Last, America is just as vulnerable as India when it comes to malware, vulnerabilities of control systems, and an insecure supply chain for our critical infrastructures – especially the electric grid.

Supply chain cyber-attacks and those meant to affect control systems are not often used for espionage, but rather as a weapon to disable or destroy critical infrastructures according to cybersecurity expert Joe Weiss.

Weiss warns that it is not just a  grid issue, because “China has supplied pumps, valves, motors, relays, and other equipment world-wide.”

Mike Rogers – former chairman of the House Intelligence Committee – who recently wrote:

“If a full on ‘turn the lights off’ cyber war were to happen today, we would lose. Think about that. We would lose a cyber war.
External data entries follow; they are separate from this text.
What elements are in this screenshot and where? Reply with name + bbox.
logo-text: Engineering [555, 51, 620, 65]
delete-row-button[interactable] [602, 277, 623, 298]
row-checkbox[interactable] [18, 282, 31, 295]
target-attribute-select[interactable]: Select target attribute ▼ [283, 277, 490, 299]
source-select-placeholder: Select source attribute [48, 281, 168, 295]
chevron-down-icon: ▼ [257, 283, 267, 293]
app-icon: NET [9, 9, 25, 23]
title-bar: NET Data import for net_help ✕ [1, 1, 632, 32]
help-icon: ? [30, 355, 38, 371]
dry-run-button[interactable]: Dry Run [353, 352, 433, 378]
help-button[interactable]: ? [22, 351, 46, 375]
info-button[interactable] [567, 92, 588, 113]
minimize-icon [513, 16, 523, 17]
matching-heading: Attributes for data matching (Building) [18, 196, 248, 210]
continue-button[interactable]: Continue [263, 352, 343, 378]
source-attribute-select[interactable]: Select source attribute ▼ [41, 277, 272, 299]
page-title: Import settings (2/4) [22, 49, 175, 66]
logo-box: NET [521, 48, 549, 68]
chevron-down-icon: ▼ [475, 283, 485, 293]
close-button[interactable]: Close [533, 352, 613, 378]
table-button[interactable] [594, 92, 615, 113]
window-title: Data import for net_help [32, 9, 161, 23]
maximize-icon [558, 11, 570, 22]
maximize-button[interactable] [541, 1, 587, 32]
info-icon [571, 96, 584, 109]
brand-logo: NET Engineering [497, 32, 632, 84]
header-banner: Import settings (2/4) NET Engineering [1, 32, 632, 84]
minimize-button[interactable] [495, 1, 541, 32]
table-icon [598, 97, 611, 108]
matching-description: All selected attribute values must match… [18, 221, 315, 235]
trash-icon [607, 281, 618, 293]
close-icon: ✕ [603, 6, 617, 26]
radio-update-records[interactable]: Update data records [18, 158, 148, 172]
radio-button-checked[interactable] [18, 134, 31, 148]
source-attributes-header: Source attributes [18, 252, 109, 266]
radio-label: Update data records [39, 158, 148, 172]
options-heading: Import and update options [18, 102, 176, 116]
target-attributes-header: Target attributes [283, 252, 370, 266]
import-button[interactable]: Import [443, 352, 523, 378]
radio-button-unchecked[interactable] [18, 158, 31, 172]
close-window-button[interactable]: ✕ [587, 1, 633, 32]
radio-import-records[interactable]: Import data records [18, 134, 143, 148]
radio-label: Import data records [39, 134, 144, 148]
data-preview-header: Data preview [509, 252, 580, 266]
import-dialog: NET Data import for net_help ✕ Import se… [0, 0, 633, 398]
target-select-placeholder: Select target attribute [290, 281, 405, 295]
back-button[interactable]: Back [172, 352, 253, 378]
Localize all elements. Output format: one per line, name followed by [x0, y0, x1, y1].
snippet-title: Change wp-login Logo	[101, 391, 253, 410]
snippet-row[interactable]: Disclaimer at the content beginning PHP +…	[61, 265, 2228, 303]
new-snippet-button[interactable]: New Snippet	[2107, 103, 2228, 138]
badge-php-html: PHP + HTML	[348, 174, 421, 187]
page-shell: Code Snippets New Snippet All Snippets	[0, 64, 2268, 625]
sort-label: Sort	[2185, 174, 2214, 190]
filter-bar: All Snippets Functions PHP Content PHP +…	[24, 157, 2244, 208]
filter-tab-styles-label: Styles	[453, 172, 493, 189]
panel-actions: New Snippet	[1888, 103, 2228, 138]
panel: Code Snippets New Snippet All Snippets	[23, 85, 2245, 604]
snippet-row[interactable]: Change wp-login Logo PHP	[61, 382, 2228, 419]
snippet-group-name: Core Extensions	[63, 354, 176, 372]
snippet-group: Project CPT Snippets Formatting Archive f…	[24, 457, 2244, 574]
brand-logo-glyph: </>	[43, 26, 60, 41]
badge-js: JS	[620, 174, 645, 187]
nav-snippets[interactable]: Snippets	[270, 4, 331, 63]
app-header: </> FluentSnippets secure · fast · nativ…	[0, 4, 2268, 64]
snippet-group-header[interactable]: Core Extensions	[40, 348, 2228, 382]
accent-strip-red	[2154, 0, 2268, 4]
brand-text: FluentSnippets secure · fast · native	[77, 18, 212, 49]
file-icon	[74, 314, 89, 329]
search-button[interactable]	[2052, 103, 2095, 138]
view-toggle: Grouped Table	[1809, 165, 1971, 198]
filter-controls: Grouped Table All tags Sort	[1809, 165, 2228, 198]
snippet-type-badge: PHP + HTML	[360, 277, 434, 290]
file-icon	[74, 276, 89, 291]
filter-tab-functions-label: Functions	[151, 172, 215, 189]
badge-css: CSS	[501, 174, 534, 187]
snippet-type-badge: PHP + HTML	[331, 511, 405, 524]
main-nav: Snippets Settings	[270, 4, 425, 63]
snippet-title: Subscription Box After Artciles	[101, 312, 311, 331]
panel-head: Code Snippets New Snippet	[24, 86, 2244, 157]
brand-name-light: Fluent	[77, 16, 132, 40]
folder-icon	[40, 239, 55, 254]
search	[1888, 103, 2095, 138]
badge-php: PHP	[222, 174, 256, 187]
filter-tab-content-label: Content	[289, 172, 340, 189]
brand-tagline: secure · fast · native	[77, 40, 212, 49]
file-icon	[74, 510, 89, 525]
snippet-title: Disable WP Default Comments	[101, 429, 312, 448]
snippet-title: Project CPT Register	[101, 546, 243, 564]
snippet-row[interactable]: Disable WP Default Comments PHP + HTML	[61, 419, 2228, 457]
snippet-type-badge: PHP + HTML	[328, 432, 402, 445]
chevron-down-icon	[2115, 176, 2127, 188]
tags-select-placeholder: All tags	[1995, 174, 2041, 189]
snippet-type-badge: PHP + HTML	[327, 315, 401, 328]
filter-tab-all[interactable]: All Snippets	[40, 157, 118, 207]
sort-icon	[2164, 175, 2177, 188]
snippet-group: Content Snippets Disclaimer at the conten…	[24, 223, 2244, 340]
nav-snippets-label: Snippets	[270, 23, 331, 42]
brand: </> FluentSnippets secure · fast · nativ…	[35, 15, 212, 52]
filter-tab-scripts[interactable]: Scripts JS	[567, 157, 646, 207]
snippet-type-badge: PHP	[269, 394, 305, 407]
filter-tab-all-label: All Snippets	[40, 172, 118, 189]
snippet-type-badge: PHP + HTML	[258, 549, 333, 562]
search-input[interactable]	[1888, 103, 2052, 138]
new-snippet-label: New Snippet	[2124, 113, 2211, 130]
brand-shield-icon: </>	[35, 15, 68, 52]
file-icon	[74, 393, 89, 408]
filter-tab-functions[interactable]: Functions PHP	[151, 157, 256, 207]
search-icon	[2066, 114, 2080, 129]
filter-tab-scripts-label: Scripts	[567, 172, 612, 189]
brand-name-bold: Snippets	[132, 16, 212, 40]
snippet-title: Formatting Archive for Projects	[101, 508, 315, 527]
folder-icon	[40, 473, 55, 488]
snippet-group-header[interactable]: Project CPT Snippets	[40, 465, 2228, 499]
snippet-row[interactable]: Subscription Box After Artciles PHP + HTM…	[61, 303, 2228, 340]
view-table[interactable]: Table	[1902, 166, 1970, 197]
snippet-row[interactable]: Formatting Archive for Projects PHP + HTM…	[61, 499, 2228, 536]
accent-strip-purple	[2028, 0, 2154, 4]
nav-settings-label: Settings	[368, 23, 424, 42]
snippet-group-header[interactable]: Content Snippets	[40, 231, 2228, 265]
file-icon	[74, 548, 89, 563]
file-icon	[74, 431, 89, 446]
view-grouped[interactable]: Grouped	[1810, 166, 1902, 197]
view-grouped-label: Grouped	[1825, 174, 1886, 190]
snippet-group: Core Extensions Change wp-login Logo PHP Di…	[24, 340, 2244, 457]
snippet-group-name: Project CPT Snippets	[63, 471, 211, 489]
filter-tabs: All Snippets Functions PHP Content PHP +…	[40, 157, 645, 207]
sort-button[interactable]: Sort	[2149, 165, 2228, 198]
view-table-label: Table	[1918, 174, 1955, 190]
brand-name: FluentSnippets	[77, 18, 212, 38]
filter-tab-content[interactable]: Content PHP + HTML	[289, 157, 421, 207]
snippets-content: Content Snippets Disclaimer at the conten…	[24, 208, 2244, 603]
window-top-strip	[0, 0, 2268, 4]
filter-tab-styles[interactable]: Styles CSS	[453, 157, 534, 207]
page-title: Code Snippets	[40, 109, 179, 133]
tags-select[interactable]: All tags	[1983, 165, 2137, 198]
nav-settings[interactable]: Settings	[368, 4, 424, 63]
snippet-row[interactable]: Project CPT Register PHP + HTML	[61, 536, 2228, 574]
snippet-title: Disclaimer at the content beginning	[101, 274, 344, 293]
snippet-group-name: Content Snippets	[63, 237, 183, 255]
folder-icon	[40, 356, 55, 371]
With a few clicks of the mouse, and in just a few seconds, hackers in Beijing or Moscow could turn off our electricity…’

Rogers’ warning of our electric grid being a prime target echoes that of the Congressional Electromagnetic Pulse (EMP) Commission, which wrote in 2017:

“Combined-arms cyber warfare, as described in the military doctrines of Russia, China, North Korea, and Iran, may use combinations of cyber-, sabotage-, and ultimately nuclear EMP attack to impair the United States quickly and decisively by blacking-out large portions of its electric grid and other critical infrastructures…”

Presently, America’s electric grid is far too vulnerable to cyber, sabotage, and nuclear EMP attack –underscoring the need for federal, state, and local policies directed at rapidly securing the grid against all hazards.